Quanto aos relatos jornalísticos, foram unilaterais na narrativa, a começar por desconsiderarem que, na primeira fila de contato entre professores e policiais, a desvantagem física era evidente para os primeiros. Os batalhões de choque não são famosos pela diplomacia ou delicadeza. Faltaram, portanto, narrativas jornalísticas de um dos lados da trincheira, falha que as muitas imagens do evento trataram de corrigir. Mas faltou, sobretudo investigação sobre ações correlatas, como o grau de insatisfação de outras categorias do funcionalismo público, pois o que reivindicam os professores – manter um plano de carreiras decente e uniforme – também é um problema para os policiais. Terá havido, por exemplo, casos de policiais que se recusaram a ir ao confronto naquele dia, em solidariedade às manifestações?

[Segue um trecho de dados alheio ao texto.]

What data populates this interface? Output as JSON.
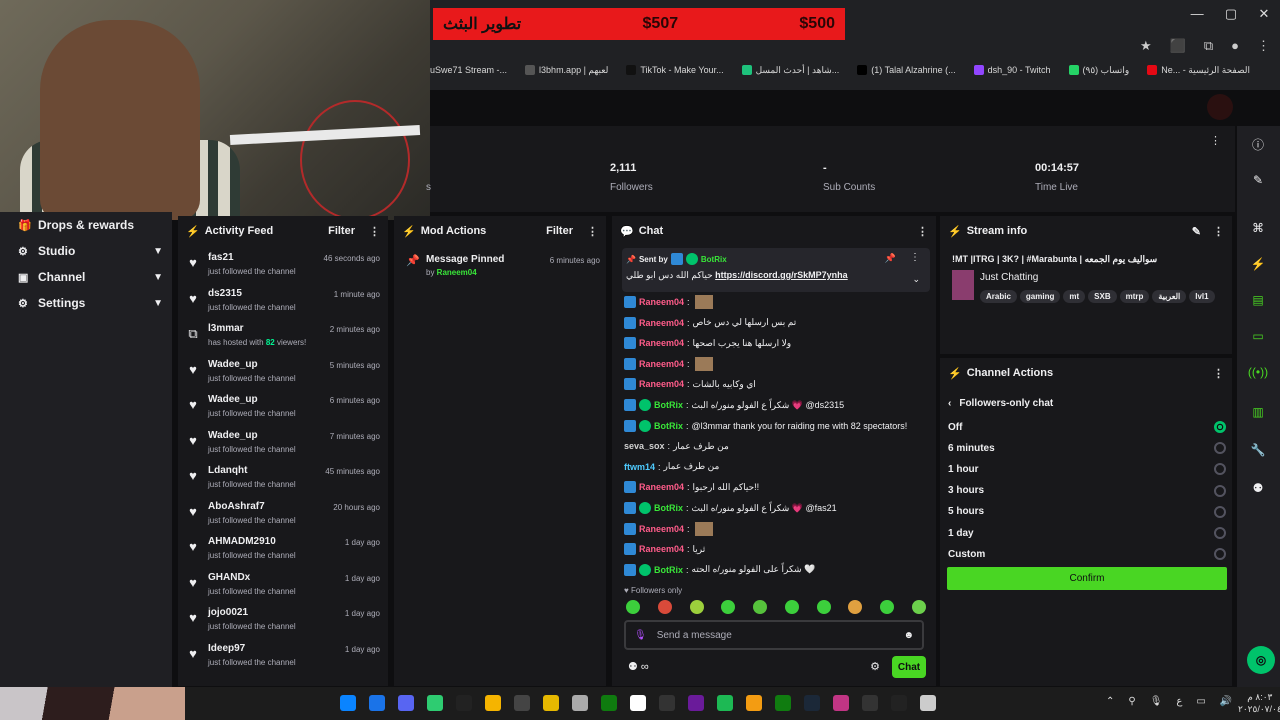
{
  "donation_bar": {
    "title": "تطوير البثث",
    "left_amount": "$507",
    "right_amount": "$500"
  },
  "window_controls": [
    "—",
    "▢",
    "✕"
  ],
  "bookmarks": [
    {
      "label": "uSwe71 Stream -...",
      "color": "#555"
    },
    {
      "label": "l3bhm.app | لعبهم",
      "color": "#555"
    },
    {
      "label": "TikTok - Make Your...",
      "color": "#111"
    },
    {
      "label": "شاهد | أحدث المسل...",
      "color": "#1ec27c"
    },
    {
      "label": "(1) Talal Alzahrine (...",
      "color": "#000"
    },
    {
      "label": "dsh_90 - Twitch",
      "color": "#9146ff"
    },
    {
      "label": "واتساب (٩٥)",
      "color": "#25d366"
    },
    {
      "label": "Ne... - الصفحة الرئيسية",
      "color": "#e50914"
    }
  ],
  "stats": [
    {
      "value": "2,111",
      "label": "Followers"
    },
    {
      "value": "-",
      "label": "Sub Counts"
    },
    {
      "value": "00:14:57",
      "label": "Time Live"
    }
  ],
  "stats_partial_label": "s",
  "nav": [
    {
      "label": "Drops & rewards",
      "icon": "gift-icon"
    },
    {
      "label": "Studio",
      "icon": "studio-icon"
    },
    {
      "label": "Channel",
      "icon": "channel-icon"
    },
    {
      "label": "Settings",
      "icon": "gear-icon"
    }
  ],
  "activity": {
    "title": "Activity Feed",
    "filter": "Filter",
    "items": [
      {
        "name": "fas21",
        "sub": "just followed the channel",
        "time": "46 seconds ago"
      },
      {
        "name": "ds2315",
        "sub": "just followed the channel",
        "time": "1 minute ago"
      },
      {
        "name": "l3mmar",
        "sub_pre": "has hosted with ",
        "sub_num": "82",
        "sub_post": " viewers!",
        "time": "2 minutes ago",
        "host": true
      },
      {
        "name": "Wadee_up",
        "sub": "just followed the channel",
        "time": "5 minutes ago"
      },
      {
        "name": "Wadee_up",
        "sub": "just followed the channel",
        "time": "6 minutes ago"
      },
      {
        "name": "Wadee_up",
        "sub": "just followed the channel",
        "time": "7 minutes ago"
      },
      {
        "name": "Ldanqht",
        "sub": "just followed the channel",
        "time": "45 minutes ago"
      },
      {
        "name": "AboAshraf7",
        "sub": "just followed the channel",
        "time": "20 hours ago"
      },
      {
        "name": "AHMADM2910",
        "sub": "just followed the channel",
        "time": "1 day ago"
      },
      {
        "name": "GHANDx",
        "sub": "just followed the channel",
        "time": "1 day ago"
      },
      {
        "name": "jojo0021",
        "sub": "just followed the channel",
        "time": "1 day ago"
      },
      {
        "name": "Ideep97",
        "sub": "just followed the channel",
        "time": "1 day ago"
      }
    ]
  },
  "mod_actions": {
    "title": "Mod Actions",
    "filter": "Filter",
    "item": {
      "title": "Message Pinned",
      "by": "by ",
      "user": "Raneem04",
      "time": "6 minutes ago"
    }
  },
  "chat": {
    "title": "Chat",
    "pinned": {
      "sent_by": "Sent by",
      "user": "BotRix",
      "text": "حياكم الله دس ابو طلي",
      "link": "https://discord.gg/rSkMP7ynha"
    },
    "messages": [
      {
        "user": "Raneem04",
        "color": "pink",
        "text": "",
        "thumb": true
      },
      {
        "user": "Raneem04",
        "color": "pink",
        "text": "تم بس ارسلها لي دس خاص"
      },
      {
        "user": "Raneem04",
        "color": "pink",
        "text": "ولا ارسلها هنا يجرب اصحها"
      },
      {
        "user": "Raneem04",
        "color": "pink",
        "text": "",
        "thumb": true
      },
      {
        "user": "Raneem04",
        "color": "pink",
        "text": "اي وكابيه بالشات"
      },
      {
        "user": "BotRix",
        "color": "green",
        "verified": true,
        "text": "شكراً ع الفولو منور/ه البث 💗 @ds2315"
      },
      {
        "user": "BotRix",
        "color": "green",
        "verified": true,
        "text": "@l3mmar thank you for raiding me with 82 spectators!"
      },
      {
        "user": "seva_sox",
        "color": "grey",
        "nobadge": true,
        "text": "من طرف عمار"
      },
      {
        "user": "ftwm14",
        "color": "blue",
        "nobadge": true,
        "text": "من طرف عمار"
      },
      {
        "user": "Raneem04",
        "color": "pink",
        "text": "حياكم الله ارحبوا!!"
      },
      {
        "user": "BotRix",
        "color": "green",
        "verified": true,
        "text": "شكراً ع الفولو منور/ه البث 💗 @fas21"
      },
      {
        "user": "Raneem04",
        "color": "pink",
        "text": "",
        "thumb": true
      },
      {
        "user": "Raneem04",
        "color": "pink",
        "text": "ثريا"
      },
      {
        "user": "BotRix",
        "color": "green",
        "verified": true,
        "text": "شكراً على الفولو منور/ه الحته 🤍"
      }
    ],
    "followers_only": "Followers only",
    "placeholder": "Send a message",
    "send_label": "Chat"
  },
  "stream_info": {
    "title": "Stream info",
    "stream_title": "!MT |ITRG | 3K? | #Marabunta | سواليف يوم الجمعه",
    "category": "Just Chatting",
    "tags": [
      "Arabic",
      "gaming",
      "mt",
      "SXB",
      "mtrp",
      "العربية",
      "lvl1"
    ]
  },
  "channel_actions": {
    "title": "Channel Actions",
    "subtitle": "Followers-only chat",
    "options": [
      "Off",
      "6 minutes",
      "1 hour",
      "3 hours",
      "5 hours",
      "1 day",
      "Custom"
    ],
    "selected": "Off",
    "confirm": "Confirm"
  },
  "clock": {
    "time": "٨:٠٣ م",
    "date": "٢٠٢٥/٠٧/٠٤"
  },
  "tray_lang": "ع",
  "colors": {
    "accent": "#49d623",
    "pink": "#ff5c8a",
    "green": "#39e639",
    "blue": "#4ecbff"
  }
}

Perguntas inquietantes não foram feitas aos comandos e tampouco aos políticos que endossaram a ação.
O descomprometimento do Estado
Também não se considera como “patrimônio público” o corpo oprimido de professoras e professores, o que remete a reconsiderar a questão dos direitos humanos. Terá razão Delleuze, em seu Abecedário? Afirma ele: “A respeito dos direitos humanos, tenho vontade de dizer um monte de coisas feias (…). É conversa para intelectuais odiosos, intelectuais sem ideia. Notem que essas Declarações dos Direitos Humanos não são feitas pelas pessoas diretamente envolvidas (…). Todas as abominações que o homem sofreu são casos, e não desmentidos de direitos abstratos. São casos abomináveis.” Afinal, o resultado final, agressão aos manifestantes juntos aos quais todos devíamos estar (o magistério público de nível superior tem salários congelados há cerca de seis anos e faltam professores), foi uma barbaridade a manchar os currículos dos gestores públicos que a legitimaram. Muitos destes perfilavam-se ao lado dos grevistas até muito recentemente, em busca de seus votos, e não hesitavam em casos de “violação” de patrimônio público. Os hábitos mudam aos monges?

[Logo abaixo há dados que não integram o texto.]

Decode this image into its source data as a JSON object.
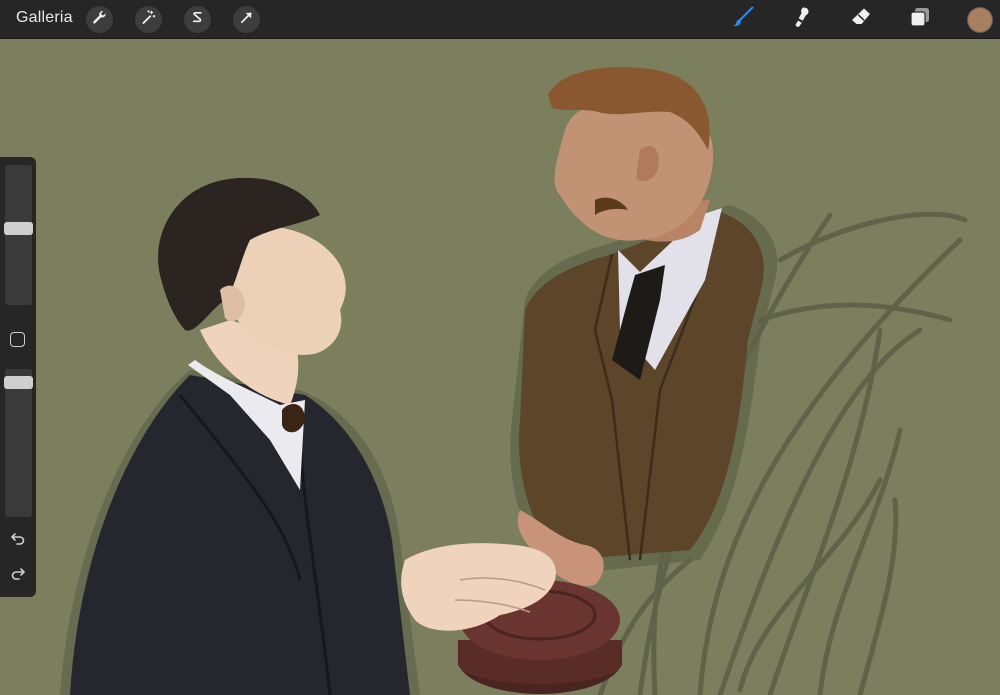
{
  "toolbar": {
    "gallery_label": "Galleria",
    "left_tools": [
      {
        "name": "actions",
        "icon": "wrench-icon"
      },
      {
        "name": "adjustments",
        "icon": "magic-wand-icon"
      },
      {
        "name": "selection",
        "icon": "selection-s-icon"
      },
      {
        "name": "transform",
        "icon": "arrow-cursor-icon"
      }
    ],
    "right_tools": [
      {
        "name": "brush",
        "icon": "brush-icon",
        "active": true
      },
      {
        "name": "smudge",
        "icon": "smudge-icon",
        "active": false
      },
      {
        "name": "eraser",
        "icon": "eraser-icon",
        "active": false
      },
      {
        "name": "layers",
        "icon": "layers-icon",
        "active": false
      }
    ],
    "current_color": "#a9805f",
    "active_tool_color": "#2d8cf0"
  },
  "sidebar": {
    "brush_size_level": 0.55,
    "opacity_level": 0.95,
    "icons": [
      "modify-square-icon",
      "undo-icon",
      "redo-icon"
    ]
  },
  "canvas": {
    "background_color": "#7b7f5d",
    "figures": [
      "man-in-black-suit",
      "man-in-brown-coat",
      "round-box"
    ]
  }
}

De resto, o confronto foi parar na web e na mídia internacional. O que leva, certamente, a questionamentos sobre um “país rico” onde professores são agredidos com violência por reivindicarem um salário mínimo que, hoje, seria inferior a 800 dólares. O valor é ridículo para quem tem o compromisso e a responsabilidade de cuidar das crianças e adolescentes pobres, claro, pois as classes média e alta mantêm seus filhos na rede privada, pagando por um ensino muitas vezes de qualidade duvidosa (o mesmo ocorre em relação à saúde) enquanto reclama de impostos e do “radicalismo” dos servidores públicos.

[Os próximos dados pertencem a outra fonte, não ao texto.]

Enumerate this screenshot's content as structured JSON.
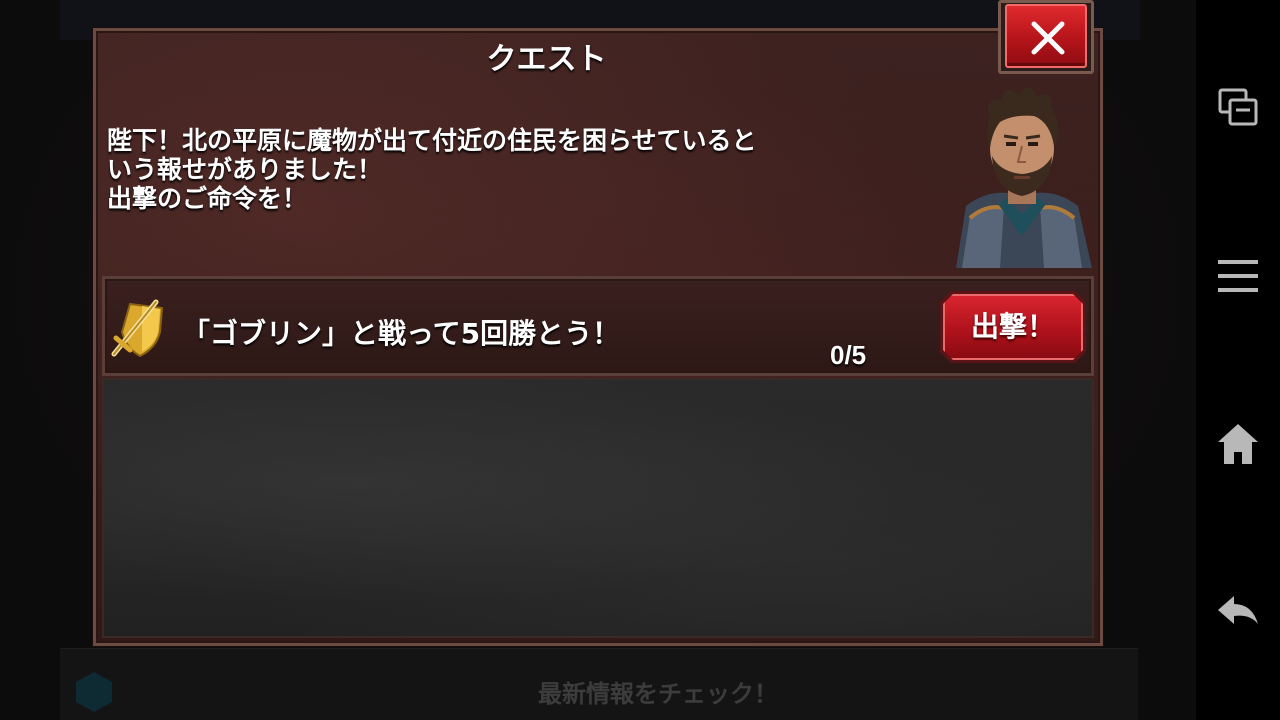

Uma das grandes contradições no pós-ditadura militar é a degradação do ensino público dos níveis básico, fundamental e médio. A desvalorização da carreira do magistério é resultado desse descomprometimento do Estado em relação a uma obrigação sua, a manutenção de um serviço de qualidade, ofertado por pessoas qualificadas, salvaguardadas e, sobretudo, felizes, e não uns pobres coitados mutilados pela insalubridade e pela precariedade profissional. Discursos elaborados a partir desta perspectiva podem levar à reflexão e correção dessas prolongadas distorções.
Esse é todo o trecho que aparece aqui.